尹政権のカーボンニュートラル・グリーン成長推進戦略を公表

(韓国)

ソウル発

2022年11月01日

韓国で「カーボンニュートラル・グリーン成長法」(2021年9月6日記事参照2022年3月25日記事参照、注1)に基づき、尹錫悦(ユン・ソンニョル)政権のカーボンニュートラル政策の中心的役割を担う「カーボンニュートラル・グリーン成長委員会」が発足、10月26日に韓悳洙(ハン・ドクス)国務総理(首相)主催で初会合が開かれた。会議では「カーボンニュートラル・グリーン成長推進戦略」と「カーボンニュートラル・グリーン成長技術革新戦略」が発表された。

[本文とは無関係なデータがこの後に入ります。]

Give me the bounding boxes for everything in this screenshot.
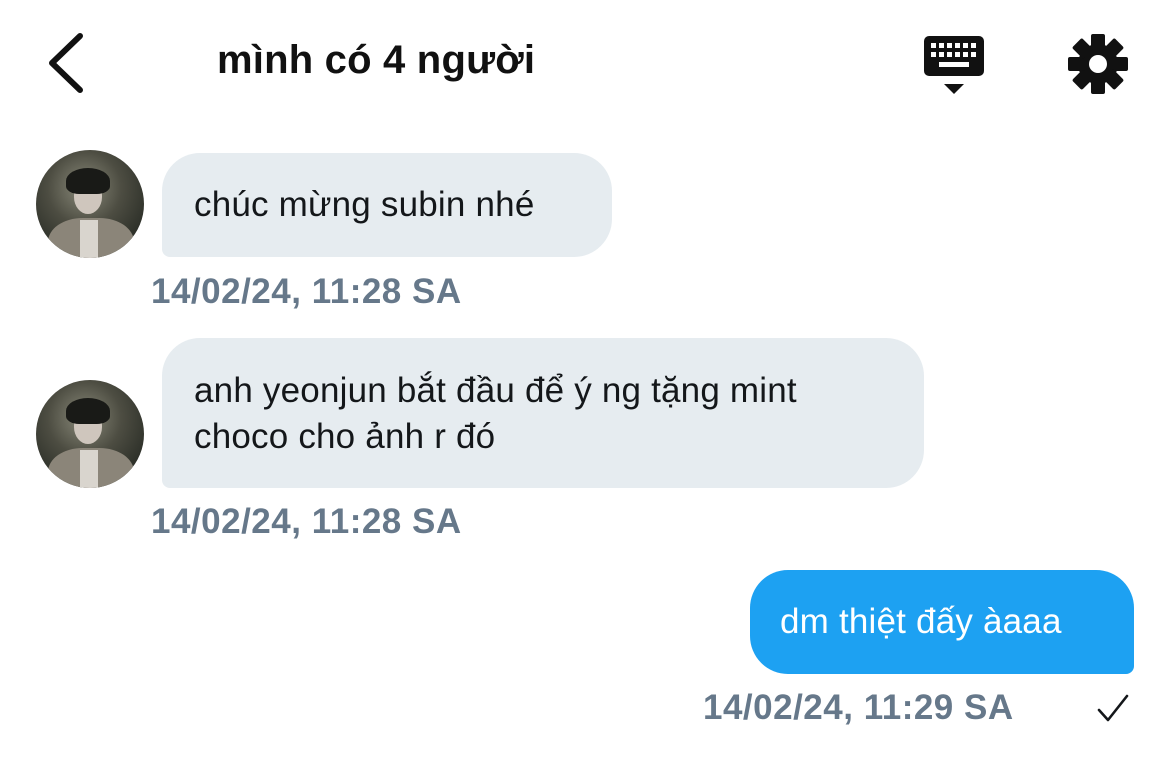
message-timestamp: 14/02/24, 11:28 SA [151, 502, 462, 541]
outgoing-message-bubble[interactable]: dm thiệt đấy àaaa [750, 570, 1134, 674]
avatar-figure-shirt [80, 450, 98, 488]
settings-button[interactable] [1066, 32, 1130, 96]
incoming-message-bubble[interactable]: chúc mừng subin nhé [162, 153, 612, 257]
message-timestamp: 14/02/24, 11:28 SA [151, 272, 462, 311]
back-button[interactable] [40, 30, 100, 96]
chevron-left-icon [49, 33, 83, 93]
sender-avatar[interactable] [36, 150, 144, 258]
message-text-line: chúc mừng subin nhé [194, 185, 535, 224]
keyboard-toggle-button[interactable] [920, 34, 988, 98]
conversation-title[interactable]: mình có 4 người [217, 38, 535, 83]
message-timestamp: 14/02/24, 11:29 SA [703, 688, 1014, 727]
message-text-line: choco cho ảnh r đó [194, 417, 496, 456]
avatar-figure-hair [66, 398, 110, 424]
conversation-header: mình có 4 người [0, 0, 1170, 125]
keyboard-icon [924, 36, 984, 94]
sender-avatar[interactable] [36, 380, 144, 488]
avatar-figure-shirt [80, 220, 98, 258]
message-text-line: dm thiệt đấy àaaa [780, 602, 1062, 641]
avatar-figure-hair [66, 168, 110, 194]
incoming-message-bubble[interactable]: anh yeonjun bắt đầu để ý ng tặng mint ch… [162, 338, 924, 488]
message-text-line: anh yeonjun bắt đầu để ý ng tặng mint [194, 371, 797, 410]
checkmark-icon [1097, 694, 1129, 722]
gear-icon [1068, 34, 1128, 94]
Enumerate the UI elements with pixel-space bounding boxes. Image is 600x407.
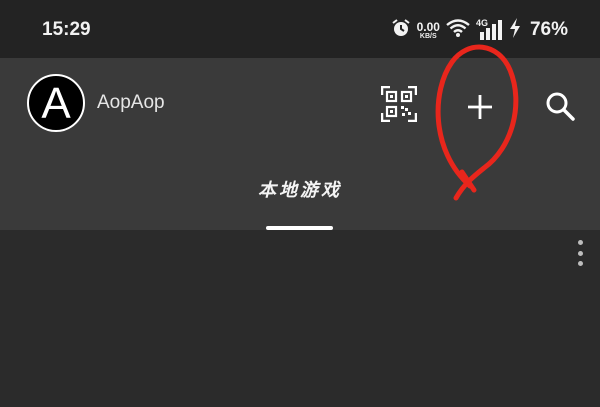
more-options-button[interactable] xyxy=(574,240,586,266)
avatar[interactable]: A xyxy=(27,74,85,132)
app-bar: A AopAop 本地游戏 xyxy=(0,58,600,230)
status-indicators: 0.00 KB/S 4G 76% xyxy=(391,17,568,43)
battery-level: 76% xyxy=(529,19,568,40)
add-icon xyxy=(468,95,492,119)
username[interactable]: AopAop xyxy=(97,92,165,114)
signal-icon: 4G xyxy=(476,18,502,41)
search-button[interactable] xyxy=(540,86,580,126)
alarm-icon xyxy=(391,18,411,42)
qr-scan-button[interactable] xyxy=(380,85,418,123)
net-speed: 0.00 KB/S xyxy=(417,21,440,40)
tab-local-games[interactable]: 本地游戏 xyxy=(240,176,360,202)
more-dot-icon xyxy=(577,261,583,266)
add-button[interactable] xyxy=(458,85,502,129)
avatar-letter: A xyxy=(41,79,71,128)
qr-code-icon xyxy=(381,86,417,122)
more-dot-icon xyxy=(577,250,583,256)
net-speed-unit: KB/S xyxy=(419,32,437,40)
status-time: 15:29 xyxy=(42,19,91,40)
wifi-icon xyxy=(446,18,470,42)
net-speed-value: 0.00 xyxy=(416,19,440,34)
charging-icon xyxy=(508,17,522,43)
more-dot-icon xyxy=(577,240,583,245)
status-bar: 15:29 0.00 KB/S 4G 76% xyxy=(0,0,600,58)
search-icon xyxy=(546,92,575,121)
game-list-area xyxy=(0,230,600,407)
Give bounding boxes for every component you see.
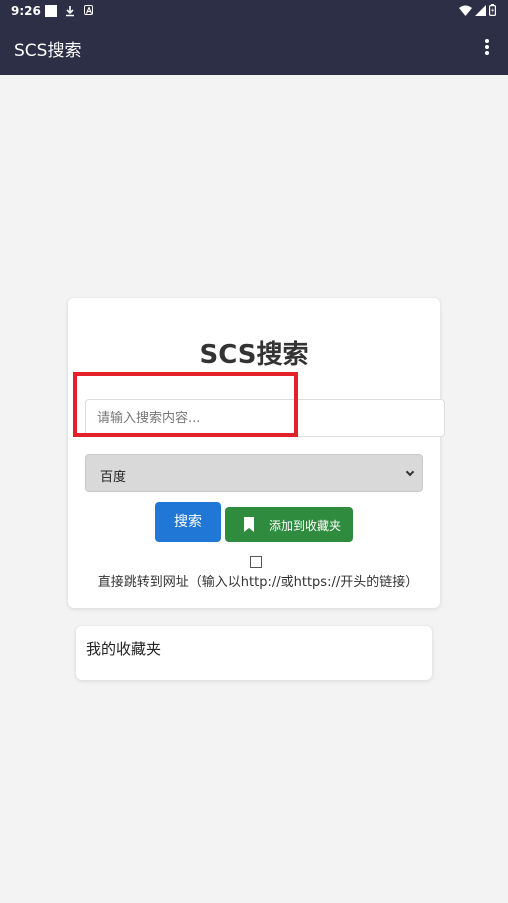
favorites-card: 我的收藏夹 [76, 626, 432, 680]
search-card: SCS搜索 百度 搜索 添加到收藏夹 直接跳转到网址（输入以http://或ht… [68, 298, 445, 608]
redirect-checkbox[interactable] [250, 556, 262, 568]
add-favorite-button[interactable]: 添加到收藏夹 [225, 507, 353, 542]
battery-icon [489, 4, 497, 19]
search-input[interactable] [85, 399, 445, 437]
app-title: SCS搜索 [14, 41, 82, 61]
status-time: 9:26 [11, 4, 41, 18]
favorites-title: 我的收藏夹 [86, 640, 162, 658]
chevron-down-icon [405, 467, 415, 477]
download-icon [64, 5, 76, 17]
search-button[interactable]: 搜索 [155, 502, 221, 542]
signal-icon [475, 4, 486, 19]
redirect-label: 直接跳转到网址（输入以http://或https://开头的链接） [97, 575, 419, 590]
app-bar: SCS搜索 [0, 22, 508, 75]
font-a-icon [84, 5, 93, 15]
search-engine-value: 百度 [100, 470, 127, 485]
wifi-icon [459, 5, 472, 19]
search-engine-select[interactable]: 百度 [85, 454, 423, 492]
status-bar: 9:26 [0, 0, 508, 22]
page-title: SCS搜索 [199, 340, 309, 370]
more-vert-icon[interactable] [484, 39, 490, 55]
redirect-option: 直接跳转到网址（输入以http://或https://开头的链接） [93, 554, 423, 592]
add-favorite-label: 添加到收藏夹 [269, 519, 342, 533]
bookmark-icon [243, 517, 255, 532]
notification-square-icon [45, 5, 57, 17]
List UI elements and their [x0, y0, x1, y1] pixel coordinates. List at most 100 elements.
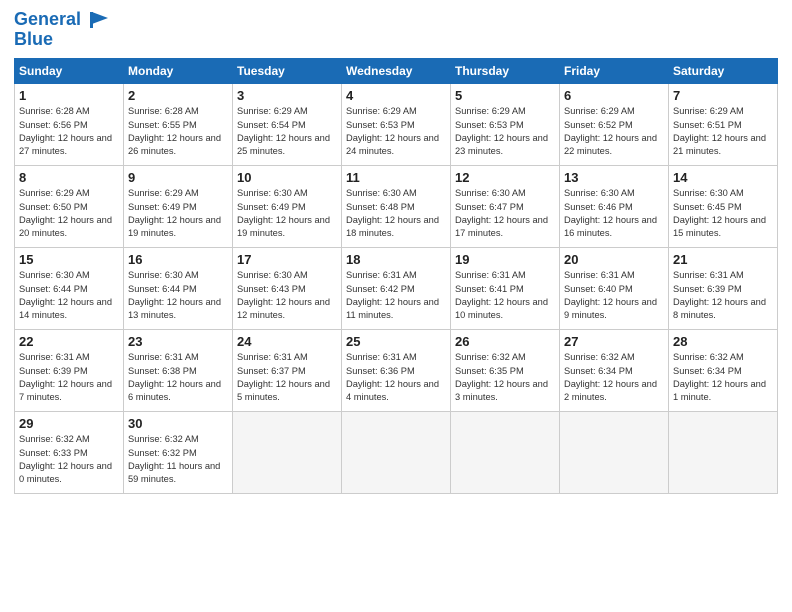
day-number: 10 — [237, 170, 337, 185]
cell-details: Sunrise: 6:31 AMSunset: 6:39 PMDaylight:… — [673, 270, 766, 320]
cell-details: Sunrise: 6:29 AMSunset: 6:51 PMDaylight:… — [673, 106, 766, 156]
cell-details: Sunrise: 6:30 AMSunset: 6:45 PMDaylight:… — [673, 188, 766, 238]
day-cell-29: 29 Sunrise: 6:32 AMSunset: 6:33 PMDaylig… — [15, 412, 124, 494]
day-cell-28: 28 Sunrise: 6:32 AMSunset: 6:34 PMDaylig… — [669, 330, 778, 412]
cell-details: Sunrise: 6:29 AMSunset: 6:49 PMDaylight:… — [128, 188, 221, 238]
day-number: 24 — [237, 334, 337, 349]
day-cell-15: 15 Sunrise: 6:30 AMSunset: 6:44 PMDaylig… — [15, 248, 124, 330]
cell-details: Sunrise: 6:29 AMSunset: 6:50 PMDaylight:… — [19, 188, 112, 238]
cell-details: Sunrise: 6:30 AMSunset: 6:43 PMDaylight:… — [237, 270, 330, 320]
day-number: 27 — [564, 334, 664, 349]
day-cell-17: 17 Sunrise: 6:30 AMSunset: 6:43 PMDaylig… — [233, 248, 342, 330]
day-cell-3: 3 Sunrise: 6:29 AMSunset: 6:54 PMDayligh… — [233, 84, 342, 166]
cell-details: Sunrise: 6:29 AMSunset: 6:53 PMDaylight:… — [455, 106, 548, 156]
cell-details: Sunrise: 6:31 AMSunset: 6:42 PMDaylight:… — [346, 270, 439, 320]
day-cell-21: 21 Sunrise: 6:31 AMSunset: 6:39 PMDaylig… — [669, 248, 778, 330]
cell-details: Sunrise: 6:31 AMSunset: 6:37 PMDaylight:… — [237, 352, 330, 402]
day-number: 29 — [19, 416, 119, 431]
cell-details: Sunrise: 6:28 AMSunset: 6:55 PMDaylight:… — [128, 106, 221, 156]
day-cell-13: 13 Sunrise: 6:30 AMSunset: 6:46 PMDaylig… — [560, 166, 669, 248]
day-cell-26: 26 Sunrise: 6:32 AMSunset: 6:35 PMDaylig… — [451, 330, 560, 412]
empty-cell — [233, 412, 342, 494]
day-cell-2: 2 Sunrise: 6:28 AMSunset: 6:55 PMDayligh… — [124, 84, 233, 166]
cell-details: Sunrise: 6:31 AMSunset: 6:38 PMDaylight:… — [128, 352, 221, 402]
day-number: 16 — [128, 252, 228, 267]
calendar-table: SundayMondayTuesdayWednesdayThursdayFrid… — [14, 58, 778, 494]
cell-details: Sunrise: 6:31 AMSunset: 6:41 PMDaylight:… — [455, 270, 548, 320]
day-number: 25 — [346, 334, 446, 349]
day-number: 2 — [128, 88, 228, 103]
day-cell-19: 19 Sunrise: 6:31 AMSunset: 6:41 PMDaylig… — [451, 248, 560, 330]
day-number: 20 — [564, 252, 664, 267]
day-number: 14 — [673, 170, 773, 185]
empty-cell — [669, 412, 778, 494]
day-cell-22: 22 Sunrise: 6:31 AMSunset: 6:39 PMDaylig… — [15, 330, 124, 412]
cell-details: Sunrise: 6:31 AMSunset: 6:36 PMDaylight:… — [346, 352, 439, 402]
cell-details: Sunrise: 6:30 AMSunset: 6:49 PMDaylight:… — [237, 188, 330, 238]
day-number: 1 — [19, 88, 119, 103]
day-number: 12 — [455, 170, 555, 185]
day-number: 22 — [19, 334, 119, 349]
logo-general: General — [14, 9, 81, 29]
day-number: 13 — [564, 170, 664, 185]
cell-details: Sunrise: 6:31 AMSunset: 6:40 PMDaylight:… — [564, 270, 657, 320]
day-cell-9: 9 Sunrise: 6:29 AMSunset: 6:49 PMDayligh… — [124, 166, 233, 248]
col-header-sunday: Sunday — [15, 59, 124, 84]
day-cell-7: 7 Sunrise: 6:29 AMSunset: 6:51 PMDayligh… — [669, 84, 778, 166]
cell-details: Sunrise: 6:30 AMSunset: 6:46 PMDaylight:… — [564, 188, 657, 238]
day-cell-24: 24 Sunrise: 6:31 AMSunset: 6:37 PMDaylig… — [233, 330, 342, 412]
day-number: 5 — [455, 88, 555, 103]
day-number: 15 — [19, 252, 119, 267]
day-cell-1: 1 Sunrise: 6:28 AMSunset: 6:56 PMDayligh… — [15, 84, 124, 166]
logo-blue: Blue — [14, 30, 110, 50]
cell-details: Sunrise: 6:32 AMSunset: 6:33 PMDaylight:… — [19, 434, 112, 484]
day-cell-4: 4 Sunrise: 6:29 AMSunset: 6:53 PMDayligh… — [342, 84, 451, 166]
cell-details: Sunrise: 6:30 AMSunset: 6:47 PMDaylight:… — [455, 188, 548, 238]
day-cell-11: 11 Sunrise: 6:30 AMSunset: 6:48 PMDaylig… — [342, 166, 451, 248]
cell-details: Sunrise: 6:32 AMSunset: 6:34 PMDaylight:… — [673, 352, 766, 402]
day-number: 9 — [128, 170, 228, 185]
day-cell-12: 12 Sunrise: 6:30 AMSunset: 6:47 PMDaylig… — [451, 166, 560, 248]
day-cell-5: 5 Sunrise: 6:29 AMSunset: 6:53 PMDayligh… — [451, 84, 560, 166]
col-header-wednesday: Wednesday — [342, 59, 451, 84]
day-number: 8 — [19, 170, 119, 185]
col-header-friday: Friday — [560, 59, 669, 84]
cell-details: Sunrise: 6:31 AMSunset: 6:39 PMDaylight:… — [19, 352, 112, 402]
cell-details: Sunrise: 6:32 AMSunset: 6:35 PMDaylight:… — [455, 352, 548, 402]
day-cell-27: 27 Sunrise: 6:32 AMSunset: 6:34 PMDaylig… — [560, 330, 669, 412]
day-number: 6 — [564, 88, 664, 103]
day-cell-6: 6 Sunrise: 6:29 AMSunset: 6:52 PMDayligh… — [560, 84, 669, 166]
cell-details: Sunrise: 6:29 AMSunset: 6:53 PMDaylight:… — [346, 106, 439, 156]
col-header-tuesday: Tuesday — [233, 59, 342, 84]
day-cell-8: 8 Sunrise: 6:29 AMSunset: 6:50 PMDayligh… — [15, 166, 124, 248]
day-number: 19 — [455, 252, 555, 267]
day-cell-16: 16 Sunrise: 6:30 AMSunset: 6:44 PMDaylig… — [124, 248, 233, 330]
day-number: 23 — [128, 334, 228, 349]
cell-details: Sunrise: 6:32 AMSunset: 6:34 PMDaylight:… — [564, 352, 657, 402]
day-number: 3 — [237, 88, 337, 103]
page: General Blue SundayMondayTuesdayWednesda… — [0, 0, 792, 612]
day-cell-30: 30 Sunrise: 6:32 AMSunset: 6:32 PMDaylig… — [124, 412, 233, 494]
day-cell-20: 20 Sunrise: 6:31 AMSunset: 6:40 PMDaylig… — [560, 248, 669, 330]
day-number: 28 — [673, 334, 773, 349]
cell-details: Sunrise: 6:32 AMSunset: 6:32 PMDaylight:… — [128, 434, 220, 484]
day-number: 7 — [673, 88, 773, 103]
day-number: 17 — [237, 252, 337, 267]
cell-details: Sunrise: 6:28 AMSunset: 6:56 PMDaylight:… — [19, 106, 112, 156]
logo: General Blue — [14, 10, 110, 50]
day-number: 30 — [128, 416, 228, 431]
header: General Blue — [14, 10, 778, 50]
day-number: 21 — [673, 252, 773, 267]
day-number: 11 — [346, 170, 446, 185]
logo-flag-icon — [88, 10, 110, 30]
col-header-monday: Monday — [124, 59, 233, 84]
logo-text: General — [14, 10, 110, 30]
day-number: 26 — [455, 334, 555, 349]
day-cell-18: 18 Sunrise: 6:31 AMSunset: 6:42 PMDaylig… — [342, 248, 451, 330]
empty-cell — [451, 412, 560, 494]
day-cell-23: 23 Sunrise: 6:31 AMSunset: 6:38 PMDaylig… — [124, 330, 233, 412]
empty-cell — [342, 412, 451, 494]
day-cell-10: 10 Sunrise: 6:30 AMSunset: 6:49 PMDaylig… — [233, 166, 342, 248]
cell-details: Sunrise: 6:30 AMSunset: 6:44 PMDaylight:… — [128, 270, 221, 320]
day-number: 18 — [346, 252, 446, 267]
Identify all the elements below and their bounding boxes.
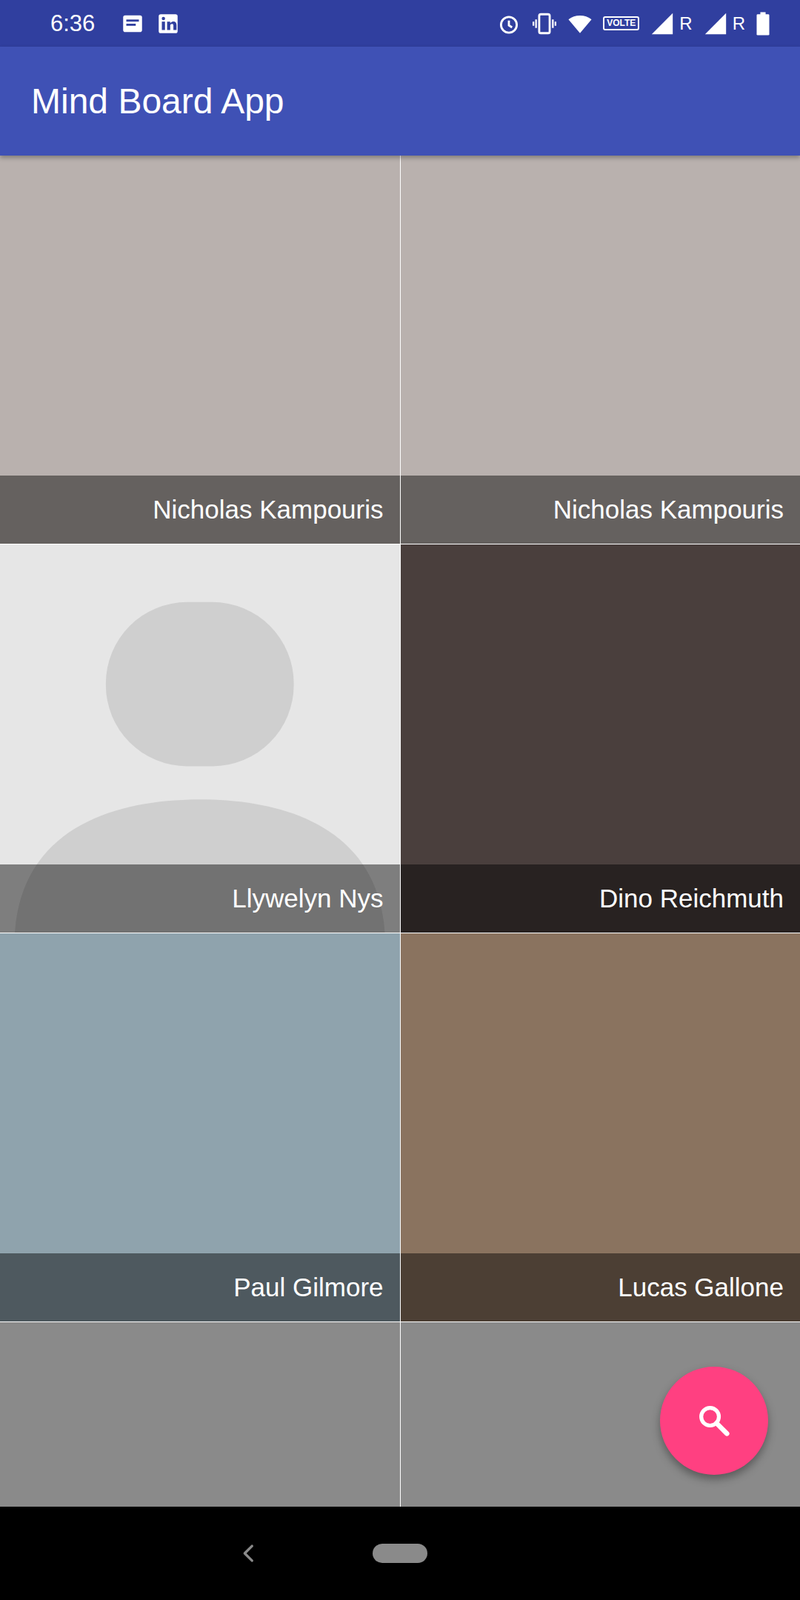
screen: 6:36 VOLTE R R Mind Board App Nicholas K… [0,0,800,1600]
vibrate-icon [531,11,558,37]
person-tile[interactable]: Llywelyn Nys [0,544,400,933]
tile-caption: Llywelyn Nys [0,864,400,933]
tile-caption: Nicholas Kampouris [0,475,400,544]
person-name: Nicholas Kampouris [553,494,784,525]
person-tile[interactable] [0,1322,400,1507]
person-name: Nicholas Kampouris [152,494,383,525]
person-tile[interactable]: Dino Reichmuth [400,544,800,933]
navigation-bar [0,1506,800,1600]
person-name: Dino Reichmuth [599,883,784,914]
wifi-icon [567,11,593,37]
roaming-indicator: R [732,13,746,35]
tile-caption: Nicholas Kampouris [400,475,800,544]
search-icon [694,1401,734,1440]
people-grid: Nicholas Kampouris Nicholas Kampouris Ll… [0,155,800,1507]
battery-icon [755,11,771,37]
person-name: Paul Gilmore [233,1272,383,1303]
tile-caption: Dino Reichmuth [400,864,800,933]
content: Nicholas Kampouris Nicholas Kampouris Ll… [0,155,800,1507]
signal-icon [702,11,729,37]
person-name: Lucas Gallone [617,1272,784,1303]
linkedin-icon [155,11,181,37]
tile-caption: Paul Gilmore [0,1253,400,1322]
alarm-icon [496,11,522,37]
tile-caption: Lucas Gallone [400,1253,800,1322]
person-tile[interactable]: Paul Gilmore [0,933,400,1322]
status-bar: 6:36 VOLTE R R [0,0,800,47]
signal-icon [649,11,675,37]
roaming-indicator: R [679,13,692,35]
person-tile[interactable]: Lucas Gallone [400,933,800,1322]
volte-badge: VOLTE [602,16,640,31]
app-title: Mind Board App [31,80,285,122]
message-icon [120,11,146,37]
search-button[interactable] [660,1366,769,1475]
person-tile[interactable]: Nicholas Kampouris [0,155,400,544]
status-time: 6:36 [50,10,95,38]
app-bar: Mind Board App [0,46,800,156]
home-pill[interactable] [372,1543,428,1563]
back-icon[interactable] [236,1540,262,1566]
person-tile[interactable]: Nicholas Kampouris [400,155,800,544]
person-name: Llywelyn Nys [231,883,383,914]
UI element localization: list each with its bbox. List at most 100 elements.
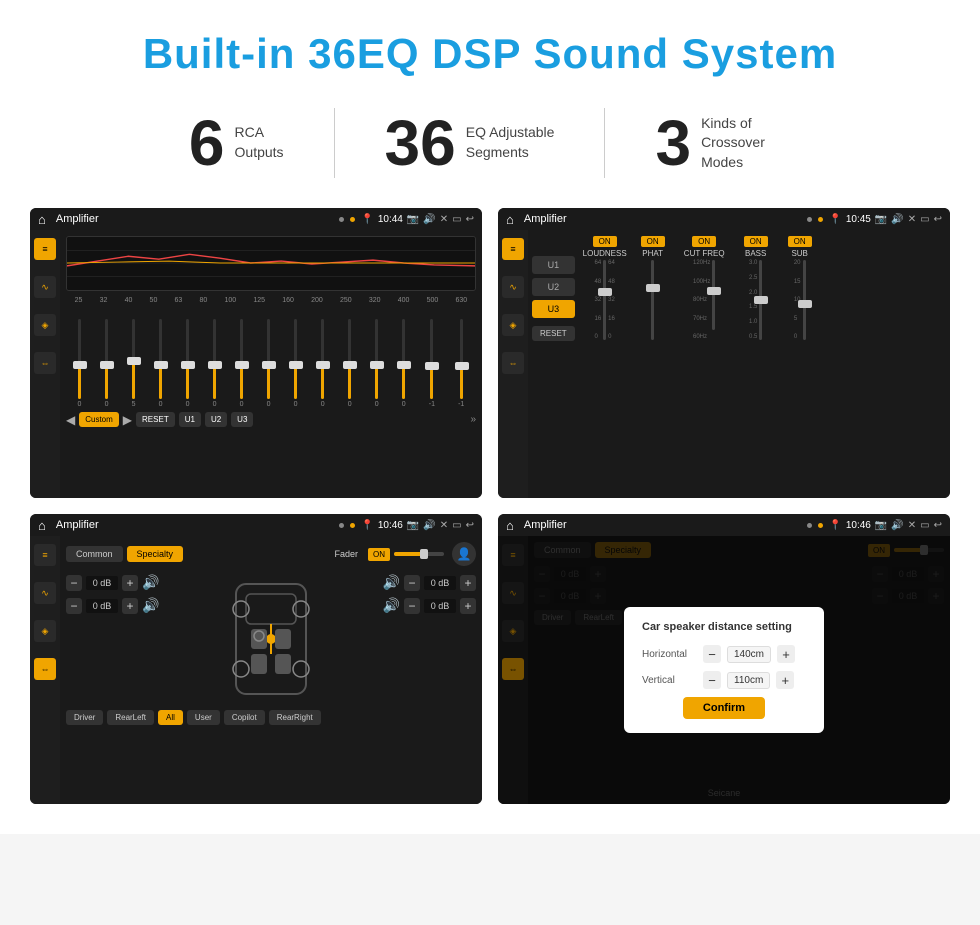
home-icon-2[interactable]: ⌂: [506, 212, 514, 227]
fader-on-toggle[interactable]: ON: [368, 548, 390, 561]
eq-slider-9[interactable]: 0: [294, 319, 298, 408]
eq-slider-1[interactable]: 0: [78, 319, 82, 408]
on-phat[interactable]: ON: [641, 236, 665, 247]
home-icon-4[interactable]: ⌂: [506, 518, 514, 533]
next-arrow[interactable]: ▶: [123, 413, 132, 427]
specialty-tab-3[interactable]: Specialty: [127, 546, 184, 562]
driver-btn[interactable]: Driver: [66, 710, 103, 725]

「カーボンニュートラル・グリーン成長推進戦略」は、文在寅(ムン・ジェイン)前政権で策定した韓国の2050年カーボンニュートラル達成に向けた部門別の削減目標(2021年10月27日記事参照)について、尹政権の脱原発政策(2022年6月23日記事参照)の転換に伴う温室効果ガス(GHG)排出の部門別削減の変更や、前政権のGHG削減の施策が不十分との産業界の指摘を反映し、新たな戦略として発表されたものだ。また、カーボンニュートラル達成に向けた技術開発については、「カーボンニュートラル・グリーン成長技術革新戦略」として、基本的方向性を定めた。

1.カーボンニュートラル・グリーン成長推進戦略

(1)責任ある実践、(2)秩序ある転換、(3)革新主導の3大政策の方向性の下、4つの戦略と12の課題を策定した。具体的には、原発・再生可能エネルギーのバランスの確保、脱炭素・新電源の導入などのエネルギーミックスの再構築、ICT(情報通信技術)活用による効率性の最適化、市場原理に基づいた制度設計などが含まれる。

2.カーボンニュートラル・グリーン成長技術革新戦略

(1)民間主導のカーボンニュートラル技術の革新、(2)迅速・柔軟なカーボンニュートラルの研究開発(R&D)投資、(3)革新的な技術開発のための基盤構築の3つの方向性を設定した。さらに「韓国版カーボンニュートラルの100の核心技術」(注2)の選定や「省庁横断型のR&D予算配分の調整体制」などの課題を推進する。

今後は両戦略に基づく詳細計画として、「温室効果ガス削減実施ロードマップ」「国家カーボンニュートラル・グリーン基本計画」を策定する予定。

(注1)カーボンニュートラル基本法では「2030年の温室効果ガス(GHG)削減目標を2018年比で35%以上削減する」、同施行令で「2030年ごろまでのGHG削減目標を2018年比で40%削減する」とそれぞれ規定。

(注2)「エネルギー転換」では、超高効率太陽電池システム、小型モジュール炉(SMR)開発、「産業」では、水素還元製鉄の製造技術、燃料油の基礎化学燃料への転換技術、「建物・環境」では、超断熱材・設備技術、「輸送」では、次世代二次電池技術、シリコンカーバイド(SiC)パワーデバイス技術などが含まれる。